Providing Molecular Insights for Mental Health
It is estimated that one in two Canadians will have had a mental illness by the time they reach the age of 40. As campaigns to raise awareness of mental health issues gain momentum, so does research into their treatment and management.
Since the 1950s, treating mental illness has largely consisted of prescribing antipsychotics—drugs that regulate the action of the three major neurotransmitters in our bodies: dopamine, norepinephrine and serotonin. But the actual biological mechanisms by which antipsychotic drugs act to treat or manage mental illnesses have been poorly understood.
Dr.
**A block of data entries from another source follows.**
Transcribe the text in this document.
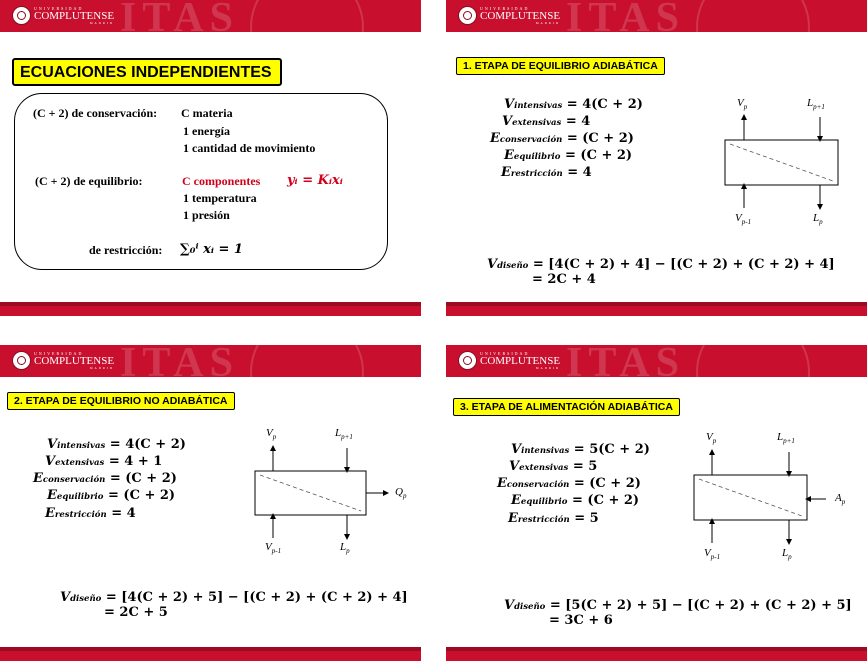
ITAS
UNIVERSIDAD
COMPLUTENSE
MADRID
ECUACIONES INDEPENDIENTES
(C + 2) de conservación: C materia
1 energía
1 cantidad de movimiento
(C + 2) de equilibrio:	C componentes yᵢ = Kᵢxᵢ
1 temperatura
1 presión
de restricción: ∑₀ⁱ xᵢ = 1
ITAS
UNIVERSIDAD
COMPLUTENSE
MADRID
1. ETAPA DE EQUILIBRIO ADIABÁTICA
Vintensivas = 4(C + 2)
Vextensivas = 4
Econservación = (C + 2)
Eequilibrio = (C + 2)
Erestricción = 4
$V_p$	$L_{p+1}$
$V_{p-1}$	$L_p$
Vdiseño = [4(C + 2) + 4] − [(C + 2) + (C + 2) + 4]
= 2C + 4
ITAS
UNIVERSIDAD
COMPLUTENSE
MADRID
2. ETAPA DE EQUILIBRIO NO ADIABÁTICA
Vintensivas = 4(C + 2)
Vextensivas = 4 + 1
Econservación = (C + 2)
Eequilibrio = (C + 2)
Erestricción = 4
$V_p$	$L_{p+1}$
$Q_p$
$V_{p-1}$	$L_p$
Vdiseño = [4(C + 2) + 5] − [(C + 2) + (C + 2) + 4]
= 2C + 5
ITAS
UNIVERSIDAD
COMPLUTENSE
MADRID
3. ETAPA DE ALIMENTACIÓN ADIABÁTICA
Vintensivas = 5(C + 2)
Vextensivas = 5
Econservación = (C + 2)
Eequilibrio = (C + 2)
Erestricción = 5
$V_p$	$L_{p+1}$
$A_p$
$V_{p-1}$	$L_p$
Vdiseño = [5(C + 2) + 5] − [(C + 2) + (C + 2) + 5]
= 3C + 6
Jean Martin Beaulieu, Canada Research Chair in Molecular Psychiatry, is combining genetics, genome editing, behavioural studies and biochemistry to reveal how cellular and molecular mechanisms regulated by psychoactive drugs intersect with the genetic risk factors for mental illnesses.
The fundamental discoveries Beaulieu and his team are making are helping inform the development of new drugs and drug development technologies. For example, Beaulieu’s breakthrough into how mood stabilizer drugs like lithium target the cellular signalling mechanisms that regulate our behaviour has led to improvements in this drug class—and better treatment of bipolar disorder.
By providing such insights into the biology behind psychiatric medicines, Beaulieu’s research is ultimately contributing to better, safer treatments for people with mental illness in Canada and around the world.